Nkunku vor Wechsel nach Italien – Bundesliga-Rückkehr vom Tisch
Die Gerüchte um eine Rückkehr von Christopher Nkunku in die Bundesliga scheinen sich endgültig zu zerschlagen. Wie aus gut informierten Kreisen verlautet, steht der französische Nationalspieler kurz vor einem Wechsel in die italienische Serie A. Eine Rückkehr zu RB Leipzig, wo Nkunku zwischen 2019 und 2023 zu einem der aufregendsten Offensivspieler Europas gereift war, gilt nun als äußerst unwahrscheinlich.
Der 27-jährige Offensiv-Allrounder, der derzeit noch beim FC Chelsea unter Vertrag steht, konnte sich in London bislang nicht nachhaltig durchsetzen. Verletzungen und die große Konkurrenz im Kader der „Blues“ verhinderten eine kontinuierliche Entwicklung in der Premier League. Zwar blitzte Nkunkus außergewöhnliches Talent in einigen Spielen auf, doch die Erwartungen wurden nie ganz erfüllt. Nach nur 18 Pflichtspielen und drei Toren in der vergangenen Saison scheint für den Franzosen nun ein Tapetenwechsel unausweichlich.
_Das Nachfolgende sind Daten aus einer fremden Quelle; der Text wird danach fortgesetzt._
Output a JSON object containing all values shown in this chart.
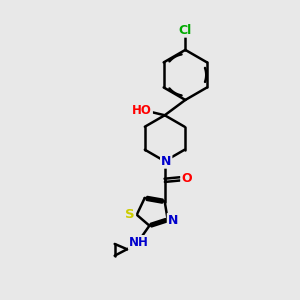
{
  "bg_color": "#e8e8e8",
  "atom_colors": {
    "C": "#000000",
    "N": "#0000cc",
    "O": "#ff0000",
    "S": "#cccc00",
    "Cl": "#00aa00",
    "H": "#000000"
  },
  "bond_color": "#000000",
  "bond_width": 1.8,
  "title": ""
}
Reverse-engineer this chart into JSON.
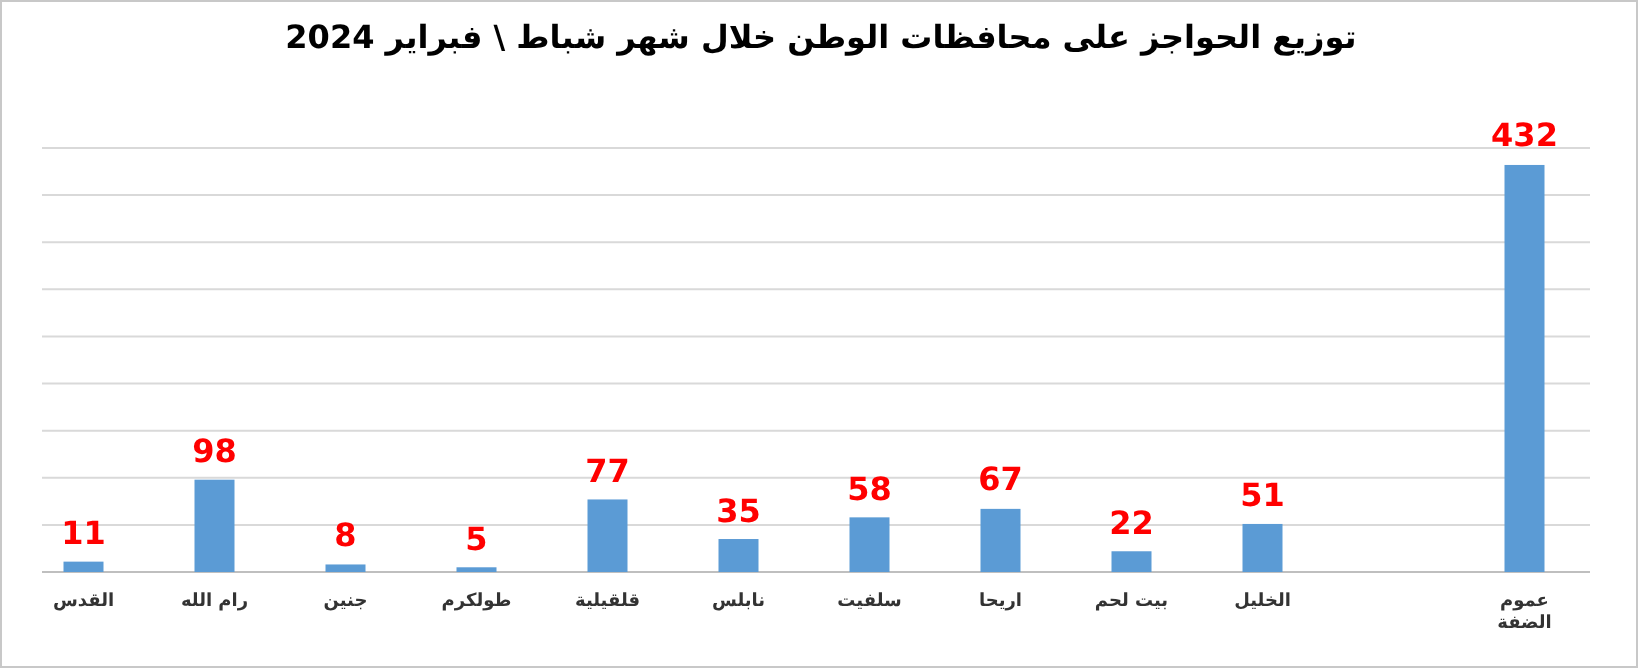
{
  "chart_data": {
    "type": "bar",
    "title": "توزيع  الحواجز على محافظات الوطن خلال شهر شباط \\ فبراير 2024",
    "categories": [
      "القدس",
      "رام الله",
      "جنين",
      "طولكرم",
      "قلقيلية",
      "نابلس",
      "سلفيت",
      "اريحا",
      "بيت لحم",
      "الخليل",
      null,
      "عموم الضفة"
    ],
    "values": [
      11,
      98,
      8,
      5,
      77,
      35,
      58,
      67,
      22,
      51,
      null,
      432
    ],
    "color": "#5b9bd5",
    "ylim": [
      0,
      450
    ],
    "yticks": [
      {
        "value": 0,
        "label": null
      },
      {
        "value": 50,
        "label": null
      },
      {
        "value": 100,
        "label": null
      },
      {
        "value": 150,
        "label": null
      },
      {
        "value": 200,
        "label": null
      },
      {
        "value": 250,
        "label": null
      },
      {
        "value": 300,
        "label": null
      },
      {
        "value": 350,
        "label": null
      },
      {
        "value": 400,
        "label": null
      },
      {
        "value": 450,
        "label": null
      }
    ],
    "grid": "y",
    "tick_labels": "x",
    "data_labels": true
  }
}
Laut italienischen Medien steht ein Wechsel zu AC Mailand kurz vor dem Abschluss. Die Rossoneri suchen seit Wochen nach einer flexiblen Offensivkraft, die sowohl auf den Flügeln als auch im Zentrum agieren kann – ein Profil, das Nkunku perfekt erfüllt. Sein Spielverständnis, seine technische Raffinesse und seine Torgefahr machen ihn zum idealen Kandidaten für das System von Trainer Paulo Fonseca. Ein langfristiger Vertrag bis 2029 mit einem kolportierten Jahresgehalt von 6 Millionen Euro steht im Raum.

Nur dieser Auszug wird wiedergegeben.